Myths not only create imaginal worlds that offer alternatives to the life world, but also offer keys to the interpretation of the life world itself, revealing a mythic level of significance in everyday events.  Myths also give shape and meaning to dreams and visions, and dreams and visions give rise to further myths.  We will try to catch those moments when the mythic world comes in contact with the world of experience.       
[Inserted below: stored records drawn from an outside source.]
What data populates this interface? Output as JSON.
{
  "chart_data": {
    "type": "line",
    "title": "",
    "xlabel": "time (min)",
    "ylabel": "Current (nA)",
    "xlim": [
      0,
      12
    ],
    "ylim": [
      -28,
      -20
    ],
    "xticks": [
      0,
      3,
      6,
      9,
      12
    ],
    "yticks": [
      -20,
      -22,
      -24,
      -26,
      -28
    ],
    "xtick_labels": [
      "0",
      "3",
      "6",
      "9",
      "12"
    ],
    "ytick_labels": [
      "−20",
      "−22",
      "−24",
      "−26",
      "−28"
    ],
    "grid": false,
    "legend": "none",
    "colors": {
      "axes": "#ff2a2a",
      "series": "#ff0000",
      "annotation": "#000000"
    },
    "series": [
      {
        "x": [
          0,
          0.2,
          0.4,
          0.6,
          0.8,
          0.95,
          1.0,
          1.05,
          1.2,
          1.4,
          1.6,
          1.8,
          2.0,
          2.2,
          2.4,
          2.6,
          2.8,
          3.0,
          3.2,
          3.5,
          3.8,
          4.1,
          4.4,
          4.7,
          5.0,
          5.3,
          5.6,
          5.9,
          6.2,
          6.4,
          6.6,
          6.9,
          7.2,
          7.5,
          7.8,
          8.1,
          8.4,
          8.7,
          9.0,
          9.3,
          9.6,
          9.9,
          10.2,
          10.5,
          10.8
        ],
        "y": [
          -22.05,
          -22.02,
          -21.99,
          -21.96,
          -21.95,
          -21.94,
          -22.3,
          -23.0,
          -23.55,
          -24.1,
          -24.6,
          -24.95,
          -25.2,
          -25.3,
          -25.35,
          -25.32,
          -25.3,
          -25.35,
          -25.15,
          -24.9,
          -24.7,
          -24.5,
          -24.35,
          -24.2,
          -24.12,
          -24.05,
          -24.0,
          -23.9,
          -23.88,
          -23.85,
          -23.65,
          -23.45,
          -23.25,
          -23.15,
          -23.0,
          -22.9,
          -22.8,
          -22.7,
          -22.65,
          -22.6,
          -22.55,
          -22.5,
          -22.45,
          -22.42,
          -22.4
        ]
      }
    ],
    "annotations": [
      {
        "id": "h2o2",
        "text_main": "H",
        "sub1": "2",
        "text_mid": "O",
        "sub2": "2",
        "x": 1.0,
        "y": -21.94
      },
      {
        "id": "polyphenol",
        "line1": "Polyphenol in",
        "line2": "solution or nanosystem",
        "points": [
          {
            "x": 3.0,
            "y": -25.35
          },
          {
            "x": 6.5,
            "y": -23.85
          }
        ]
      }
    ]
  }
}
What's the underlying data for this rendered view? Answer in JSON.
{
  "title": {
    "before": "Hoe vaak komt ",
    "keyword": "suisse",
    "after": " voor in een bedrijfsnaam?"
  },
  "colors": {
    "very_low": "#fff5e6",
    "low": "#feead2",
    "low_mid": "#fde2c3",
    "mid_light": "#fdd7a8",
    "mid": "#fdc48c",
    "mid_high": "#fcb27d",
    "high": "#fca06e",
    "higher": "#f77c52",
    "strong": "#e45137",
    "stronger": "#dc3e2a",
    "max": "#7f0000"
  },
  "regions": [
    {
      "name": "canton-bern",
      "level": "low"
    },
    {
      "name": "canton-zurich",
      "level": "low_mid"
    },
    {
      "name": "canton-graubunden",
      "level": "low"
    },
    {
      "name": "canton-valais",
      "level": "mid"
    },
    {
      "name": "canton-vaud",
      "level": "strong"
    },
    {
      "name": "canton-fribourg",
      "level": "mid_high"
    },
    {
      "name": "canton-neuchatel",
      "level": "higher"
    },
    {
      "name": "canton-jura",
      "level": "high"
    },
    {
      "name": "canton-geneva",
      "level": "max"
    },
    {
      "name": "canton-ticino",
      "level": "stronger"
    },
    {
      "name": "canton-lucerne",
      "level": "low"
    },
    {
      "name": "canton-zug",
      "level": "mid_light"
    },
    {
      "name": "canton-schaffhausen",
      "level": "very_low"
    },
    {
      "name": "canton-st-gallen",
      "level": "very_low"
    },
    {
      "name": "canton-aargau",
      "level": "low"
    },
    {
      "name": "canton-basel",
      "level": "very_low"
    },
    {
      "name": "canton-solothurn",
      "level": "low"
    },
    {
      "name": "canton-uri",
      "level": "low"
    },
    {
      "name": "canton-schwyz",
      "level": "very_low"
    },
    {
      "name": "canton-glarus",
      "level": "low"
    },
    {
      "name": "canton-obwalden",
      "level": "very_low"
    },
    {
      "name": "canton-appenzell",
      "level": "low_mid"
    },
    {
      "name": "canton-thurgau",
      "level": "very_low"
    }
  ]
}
We will undertake a close reading of selected myths from the Americas, attempting to enter imaginal worlds and to look back at the life world from a distance.  We will consider myths that come down to us from storytellers, speechmakers, singers, and dramatists.  In addition to readings, lectures, videos, and discussions, there will be guest appearances by Native American storytellers.

 


 

APY 448 LEC (dual-listed with APY 548)

Legal and Ethical Issues in Human Genetics

Dr. Christine Duggleby

Reg. #24629

Wednesday 2:00 pm - 4:40 pm

158 Spaulding


Recent advances in genetic technology have presented the scientific and lay community with ethical and legal problems, yet to be resolved. The objective of this course is to provide an opportunity for informed discussions of such issues relating to contemporary human/medical issues.

 


APY 476 LEC

Health Care in the United States

(counts as an Area Studies course)

Dr. Donald Pollock

Reg. #23756             

Monday/Wednesday/Friday 11:00 am – 11:50 am

Fillmore 351

Explores the culture and social organization of health-care systems in the United States, including mainstream allopathic medicine and nursing, as well as more 'alternative healing' modalities, such as faith healing, chiropractic, 'New Age' healing, and so forth. Gives students a specifically anthropological understanding of health care in American society. This anthropological perspective draws attention to the many diverse components of health care in the United States, from high-tech advanced medical science to faith healing. 

 


 

APY 494SEM

Senior Seminar: Death and Dying

Dr. Mariella Bacigalupo

Reg. #23757

Tuesday/Thursday 11:00 am – 12:20 pm

Fillmore 351            

In this course we will explore the interrelated social, cultural, medical, and political underpinnings of death and the way different communities have responded to it. Nineteenth-century anthropologists speculated that the origin of religion was to be found in the puzzlement of early humans about what differentiates the living from the dead. Twentieth-century anthropologists interpreted death as a potential tear in the social fabric, requiring symbolic management for societal stability. We will explore the confusion about dying and death resulting from experiences of rebirth and medical technologies that maintain people’s lives through the body parts of cadavers. We will also analyze mourning, living in the wake, compassionate cannibalism, modern-day American care for the dying, and the politics of death. 

 


 

APY 494 SEM

Senior Seminar:

Dr. David Banks

Reg. #23758

Monday/Wednesday/Friday 12:00 pm – 12:50 pm

Fillmore 351            

This semester we will read three books about anthropology and its uses.  Anthropology offers us the opportunity to understand society from numerous points of view. We are now in an age of uncertainty, randomness and reflexivity, the age of Einstein and beyond. Human decision making about what and how to study is part of the mix.  Social science is not only about prediction.

 


  

APY 495 SEM

Supervised Teaching

(requires permission of instructor)

Dr. Joyce Sirianni

Reg. #16771

Arranged – Please speak with Instructor

Spaulding 158

 


 

APY 496 TUT

INTERNSHIP

(Variable credit)

Required prior to registration: permission of Faculty Advisor and submission of completed Record of Internship Data form. Visit the Undergraduate Office (380 Fillmore) for guidance, form, and registration number.

 


 

APY 499 TUT

INDEPENDENT STUDY

(Variable credit)

Required prior to registration: permission of Faculty Advisor and submission of completed Independent Study form. Visit the Undergraduate Office (380 Fillmore) for guidance, form, and registration number.